LA PENNA ROSSA
100 anni fa nasceva quel gran genio di Gianni Rodari. Nella mia libreria conservo gelosamente il suo "Libro degli Errori", ereditato dalla zia giovanissima, e all'epoca letteralmente divorato.
Ho sempre sperato che le mie figlie lo leggessero, non tanto perchè sono di quelle madri che si beano dei figli che amano leggere, ma perchè ancora oggi i ricordi di quel libro mi salvano da qualche strafalcione, ancora oggi mi ricordo la poesia della "bensina" e del professor Grammaticus, ancora oggi, quando cito "Il Signor De La Palisse" ricordo l'episodio che Rodari gli dedicò proprio in quel libro.
Rodari era un maestro elementare, di quelli che oggi non esistono più... era un maestro che aveva capito l'importanza della scuola primaria, che certi errori, se non prontamente corretti nel modo giusto, te li trascini dietro tutta la vita, di quelli che amano il proprio lavoro e si percepisce in ogni cosa che scrive, nel modo in cui si rivolge ai lettori, nella chiarezza delle sue esposizioni, anche quelle rivolte a un pubblico più adulto. Ora non starò a fare un pippone su quanto la scuola oggi sia a mio avviso in forte declino (non mi entra in testa che la dentizione di un bambino sia cruciale per capire quando debba imparare a scrivere o che so io), ma nulla mi toglie dalla testa quanto oggi un po' tutti avremmo bisogno di persone come Gianni Rodari, adulti ma bambini, sognatori ma ben piantati. Ad oggi potrei dire che solo il grande Beppe Severgnini potrebbe essere considerato un suo degno erede.

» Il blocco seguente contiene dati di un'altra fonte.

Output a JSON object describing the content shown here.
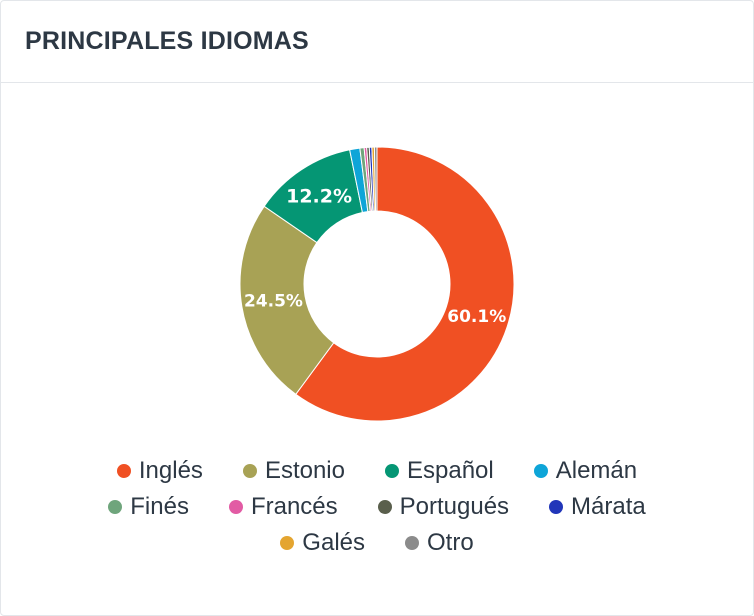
{
  "header": {
    "title": "PRINCIPALES IDIOMAS"
  },
  "chart_data": {
    "type": "pie",
    "donut": true,
    "title": "PRINCIPALES IDIOMAS",
    "legend_position": "bottom",
    "slices": [
      {
        "name": "Inglés",
        "value": 60.1,
        "color": "#f05023",
        "label": "60.1%"
      },
      {
        "name": "Estonio",
        "value": 24.5,
        "color": "#a8a255",
        "label": "24.5%"
      },
      {
        "name": "Español",
        "value": 12.2,
        "color": "#059674",
        "label": "12.2%"
      },
      {
        "name": "Alemán",
        "value": 1.2,
        "color": "#0ea5d8",
        "label": ""
      },
      {
        "name": "Finés",
        "value": 0.5,
        "color": "#6fa57c",
        "label": ""
      },
      {
        "name": "Francés",
        "value": 0.3,
        "color": "#e25ba4",
        "label": ""
      },
      {
        "name": "Portugués",
        "value": 0.3,
        "color": "#5a5f4c",
        "label": ""
      },
      {
        "name": "Márata",
        "value": 0.3,
        "color": "#2136b9",
        "label": ""
      },
      {
        "name": "Galés",
        "value": 0.3,
        "color": "#e4a530",
        "label": ""
      },
      {
        "name": "Otro",
        "value": 0.3,
        "color": "#8b8b8b",
        "label": ""
      }
    ]
  }
}
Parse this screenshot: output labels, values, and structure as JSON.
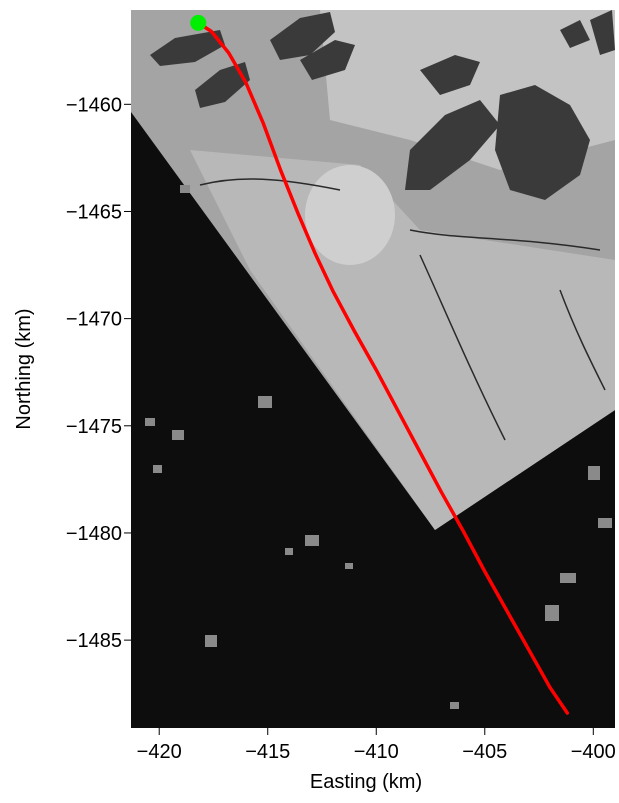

Capita anche che la mia edizione di quel gioiellino sia illustrata dal grande Bruno Munari, il che magari lo rende anche appetibile se volessi venderlo a qualche collezionista... ma non potrei mai farlo: nella mia cronica ansia di normalità (laddove tutto nella mia infanzia è stato atipico), riprendere in mano il "Libro degli errori" mi evoca una cucina di pomeriggio, con la luce accesa (un rettangolo di luce e calore nell'alveare del condominio), il bambino che lo legge e fa i compiti, la mamma che intanto cucina e gli butta un occhio affettuoso, il calore di anni che avrei tanto voluto vivere così e che anche solo immaginarli mi regala un po' di conforto.
Grazie a Gianni e a tutti quei maestri che usano ancora la penna rossa e la penna blu.